Impact of Government

Have students listen to the Congressional Moment radio programs. Then tell students to visit the Brookings Institute Web site and read Government’s 50 Greatest Endeavors, which can be found using the search box. Discuss how government impacts our lives. Ask students to identify five Acts of Congress they think have had the most impact on their own lives. Have students create a display that describes the five acts and explains how they have impacted their own lives.

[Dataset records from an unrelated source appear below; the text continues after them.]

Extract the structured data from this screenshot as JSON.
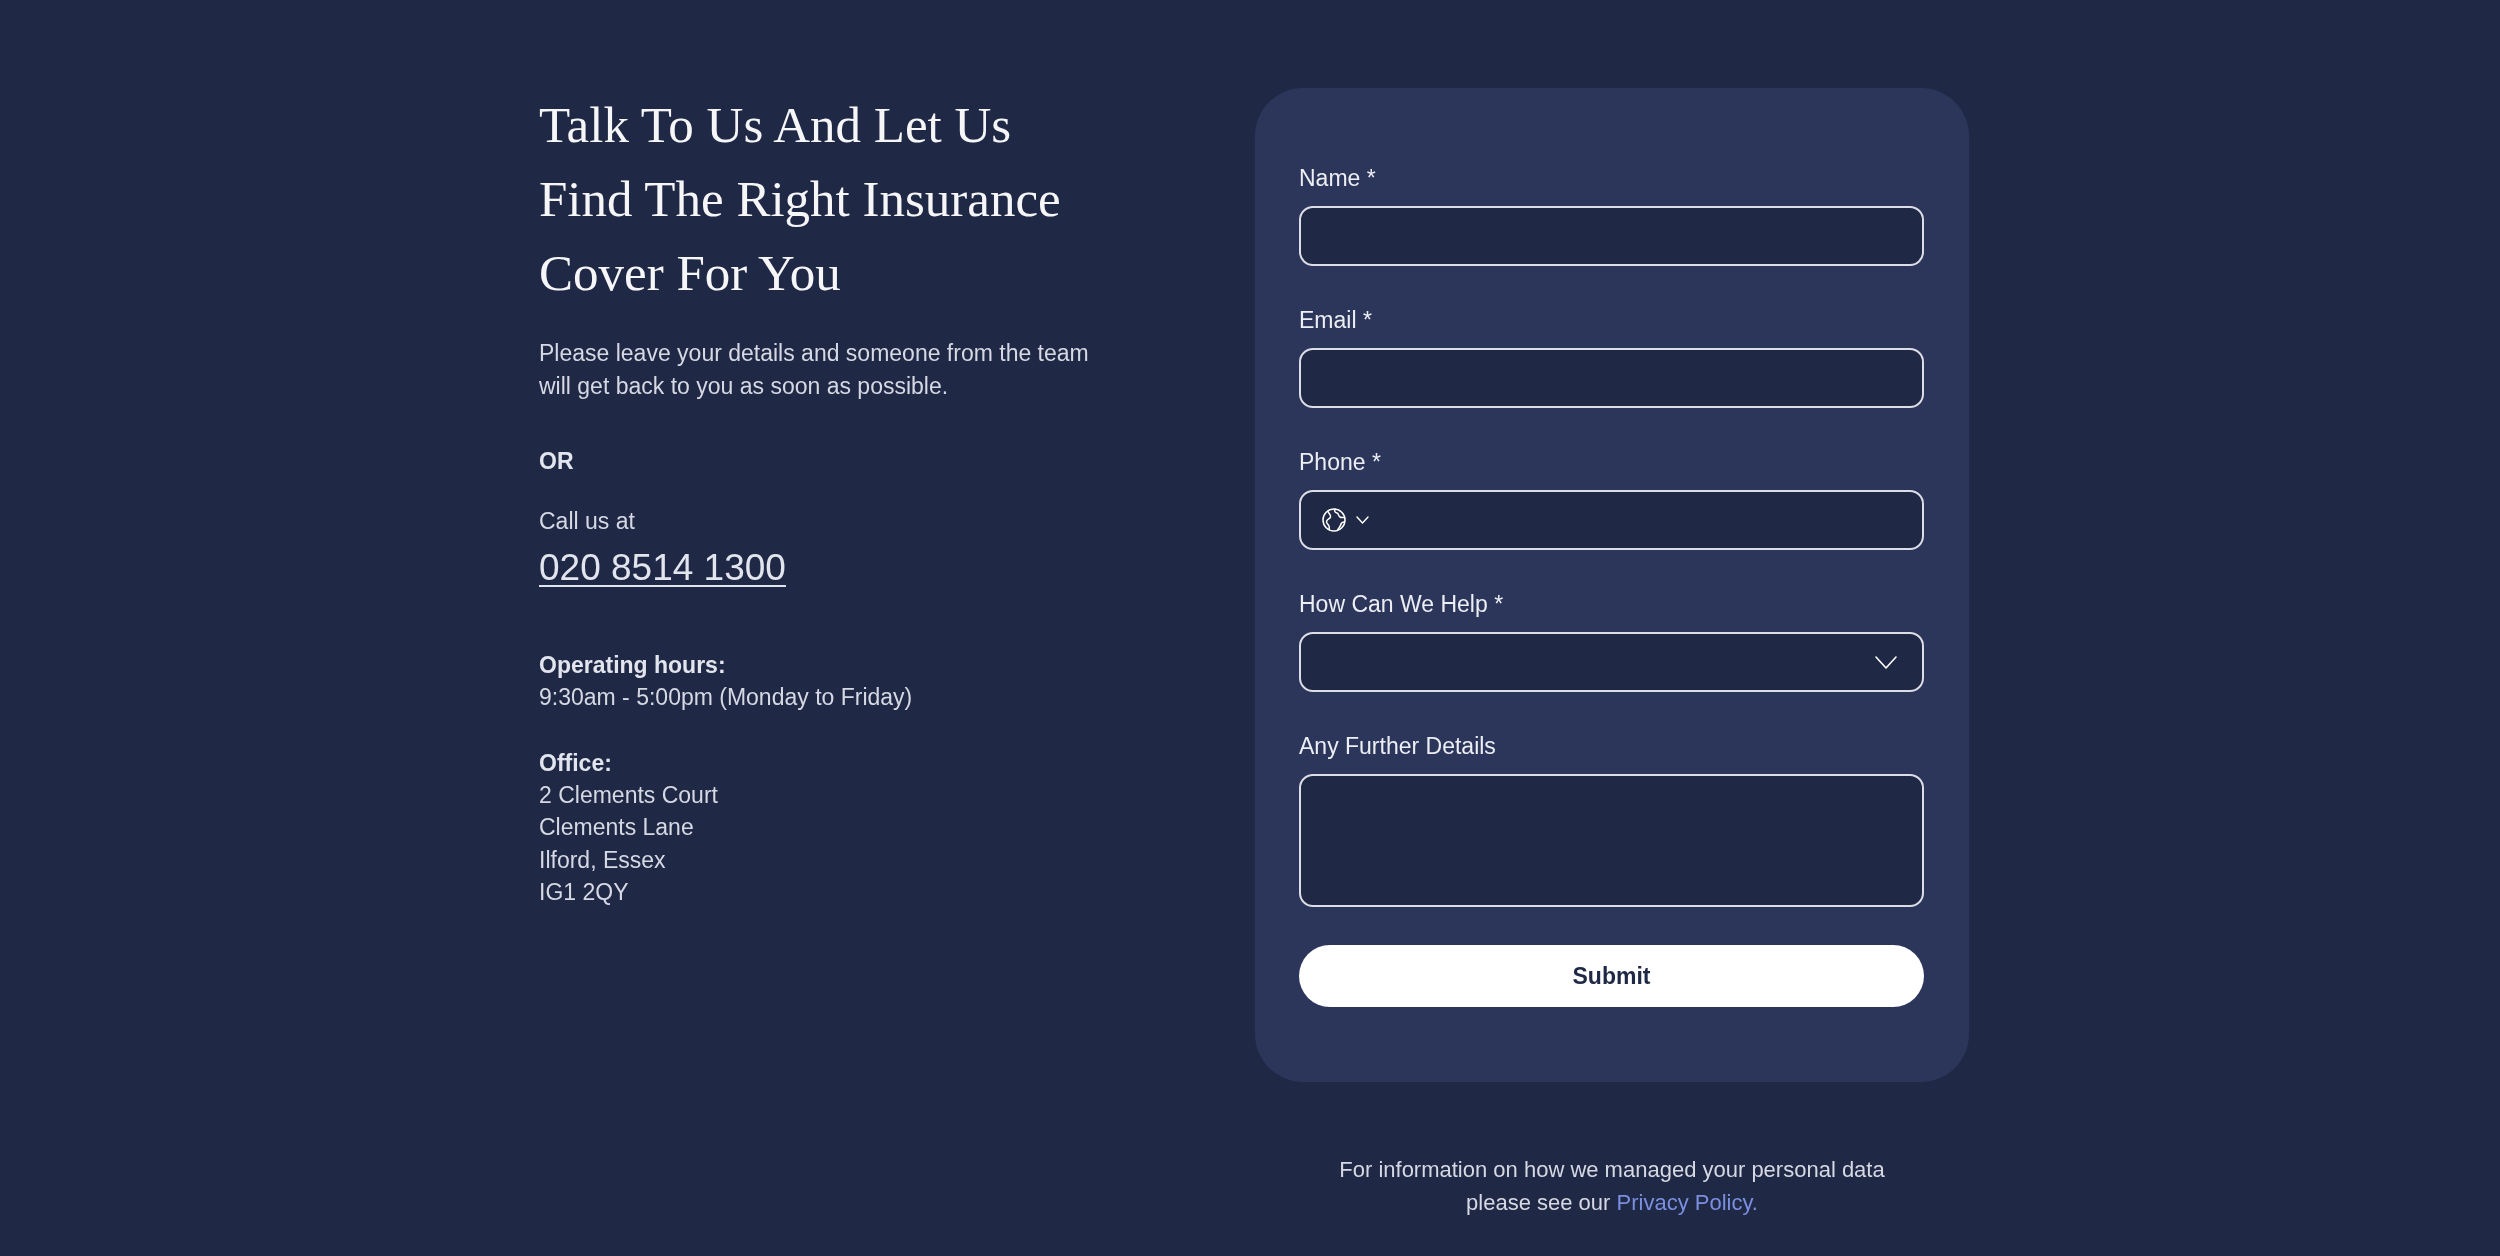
{
  "intro": {
    "heading": "Talk To Us And Let Us Find The Right Insurance Cover For You",
    "text": "Please leave your details and someone from the team will get back to you as soon as possible."
  },
  "alternative": {
    "separator": "OR",
    "call_label": "Call us at",
    "phone": "020 8514 1300"
  },
  "info_blocks": [
    {
      "title": "Operating hours:",
      "lines": [
        "9:30am - 5:00pm (Monday to Friday)"
      ]
    },
    {
      "title": "Office:",
      "lines": [
        "2 Clements Court",
        "Clements Lane",
        "Ilford, Essex",
        "IG1 2QY"
      ]
    }
  ],
  "form": {
    "fields": [
      {
        "kind": "text",
        "label": "Name *"
      },
      {
        "kind": "text",
        "label": "Email *"
      },
      {
        "kind": "phone",
        "label": "Phone *"
      },
      {
        "kind": "select",
        "label": "How Can We Help *"
      },
      {
        "kind": "textarea",
        "label": "Any Further Details"
      }
    ],
    "submit": "Submit"
  },
  "privacy_note": {
    "text": "For information on how we managed your personal data please see our",
    "link": "Privacy Policy."
  }
}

The Influence of Public Opinion

Tell students to choose one Congressional Moment radio program. Then ask students to go to the local library or conduct a search on the Internet and read archived newspaper articles about the issue. Have students find out what public opinion polls said about the issue. Ask students to determine whether or not Congress did what public opinion seemed to favor. Discuss the influence of public opinion on the development of public policy and the political process. Explain to students that, on a daily basis, legislators are approached by individuals and interests groups with differing views about how they should vote on a bill. They never hear total agreement on an issue. Legislators carefully consider individual views and public opinion polls, but they also study issues and reach their own conclusions about what is best for their constituents, their local region, and the nation.